The entire time he read, I was emailing Kent things like "Holy crap. This is a mind bend." I helped him sound out words like anxiety and benign, and I asked at intervals what he thought about what he just read.
"I think that children have different minds," he told me. "And they act differently when they get mad." He looked up from the book and smiled. "I don't get as frustrated as easily as the people in this book do."
To wit, he went on to read from a conversation the author has with a father and mother about their son, George.
"Me: Thinking back, has George ever responded to frustration in the adaptive way?
Father: Now that you mention it, no.
Mother: But it was never this bad.
Me: How do you mean?
Mother: When he was smaller, he didn't swear at us like he does now.
Me: What did he do instead?
Mother: Well, instead of screaming things like 'Fuck you!'"
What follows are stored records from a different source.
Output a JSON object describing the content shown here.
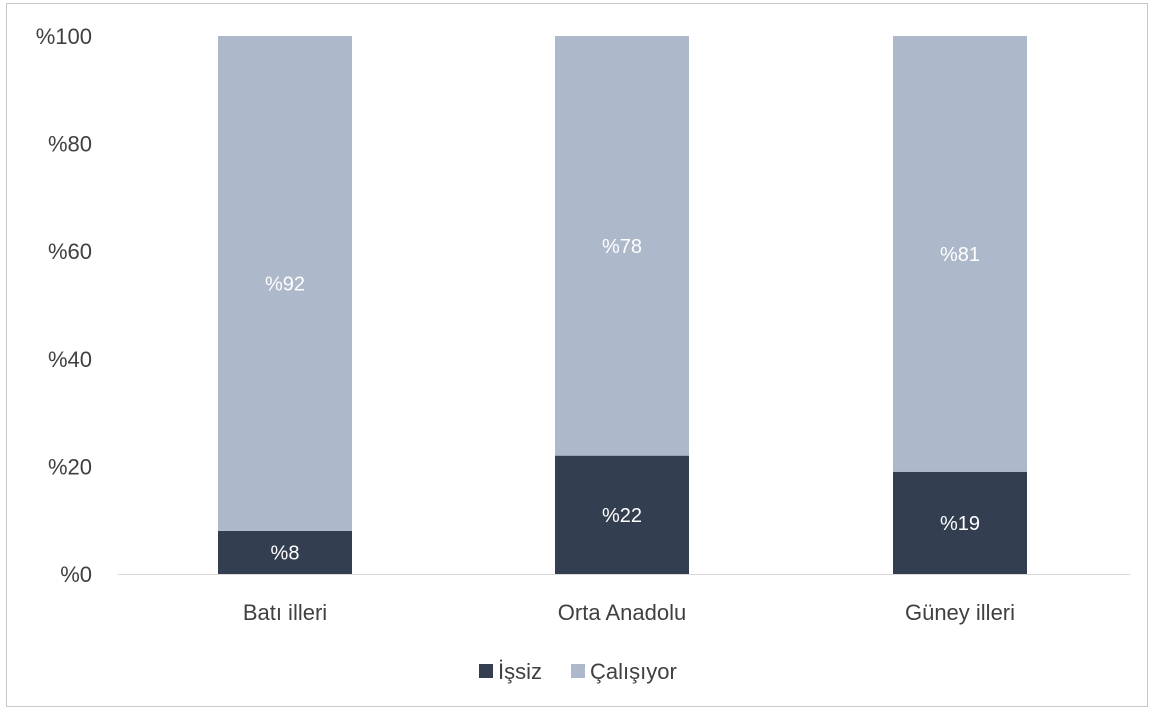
{
  "chart_data": {
    "type": "bar",
    "stacked": true,
    "categories": [
      "Batı illeri",
      "Orta Anadolu",
      "Güney illeri"
    ],
    "series": [
      {
        "name": "İşsiz",
        "values": [
          8,
          22,
          19
        ],
        "labels": [
          "%8",
          "%22",
          "%19"
        ],
        "color": "#333f50",
        "label_color": "#ffffff"
      },
      {
        "name": "Çalışıyor",
        "values": [
          92,
          78,
          81
        ],
        "labels": [
          "%92",
          "%78",
          "%81"
        ],
        "color": "#adb9ca",
        "label_color": "#ffffff"
      }
    ],
    "yticks": [
      "%0",
      "%20",
      "%40",
      "%60",
      "%80",
      "%100"
    ],
    "ylim": [
      0,
      100
    ],
    "title": "",
    "xlabel": "",
    "ylabel": "",
    "grid": false,
    "legend": "bottom-center",
    "axis_color": "#d9d9d9",
    "text_color": "#404040"
  }
}
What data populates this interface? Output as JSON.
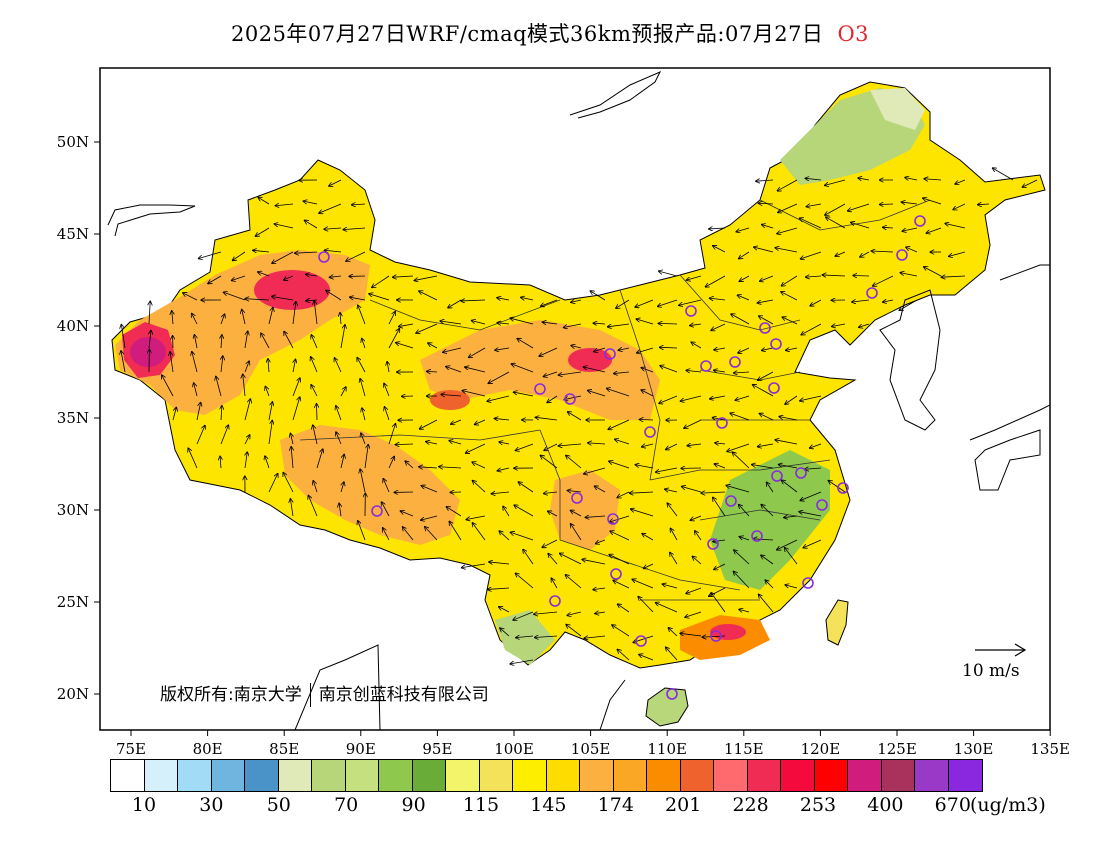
{
  "title": {
    "text": "2025年07月27日WRF/cmaq模式36km预报产品:07月27日",
    "species": "O3"
  },
  "axes": {
    "lon_labels": [
      "75E",
      "80E",
      "85E",
      "90E",
      "95E",
      "100E",
      "105E",
      "110E",
      "115E",
      "120E",
      "125E",
      "130E",
      "135E"
    ],
    "lat_labels": [
      "20N",
      "25N",
      "30N",
      "35N",
      "40N",
      "45N",
      "50N"
    ]
  },
  "copyright": {
    "part1": "版权所有:南京大学",
    "part2": "南京创蓝科技有限公司"
  },
  "wind_scale": {
    "label": "10 m/s"
  },
  "colorbar": {
    "colors": [
      "#ffffff",
      "#d6f0fb",
      "#a1dbf5",
      "#6eb5e0",
      "#4a93c8",
      "#dfeab8",
      "#b7d67a",
      "#c5e07f",
      "#8ec84c",
      "#6aac38",
      "#f2f46a",
      "#f4e25a",
      "#fdee00",
      "#fedc00",
      "#fbb040",
      "#fba726",
      "#fb8c00",
      "#f0622d",
      "#fe6a6e",
      "#f02c55",
      "#f40a3c",
      "#fe0000",
      "#d01c7c",
      "#a8325c",
      "#9a38c8",
      "#8a28e0"
    ],
    "labels": [
      "10",
      "30",
      "50",
      "70",
      "90",
      "115",
      "145",
      "174",
      "201",
      "228",
      "253",
      "400",
      "670"
    ],
    "unit": "(ug/m3)"
  },
  "map": {
    "region": "China",
    "extent": {
      "lon": [
        73,
        135
      ],
      "lat": [
        18,
        54
      ]
    },
    "field": "O3 concentration with wind vectors",
    "cities": "purple circle markers"
  }
}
[AND THAT'S WHEN THE RECORD SCREECHED TO A HALT!]
I closed the book and started laughing.
"What?" Desmond asked.
I laughed uncomfortably because I honestly couldn't think of any better way to respond.
"What does fuck you mean?"
"It's not nice at all. You don't want to say it."
"I didn't say it!" he said.
Well, right. I scooched him ahead several chapters and restarted him there. He lost interest after a while then went to play in his room where he remains, no doubt busy processing what he's read. I'm still trying to process it all too.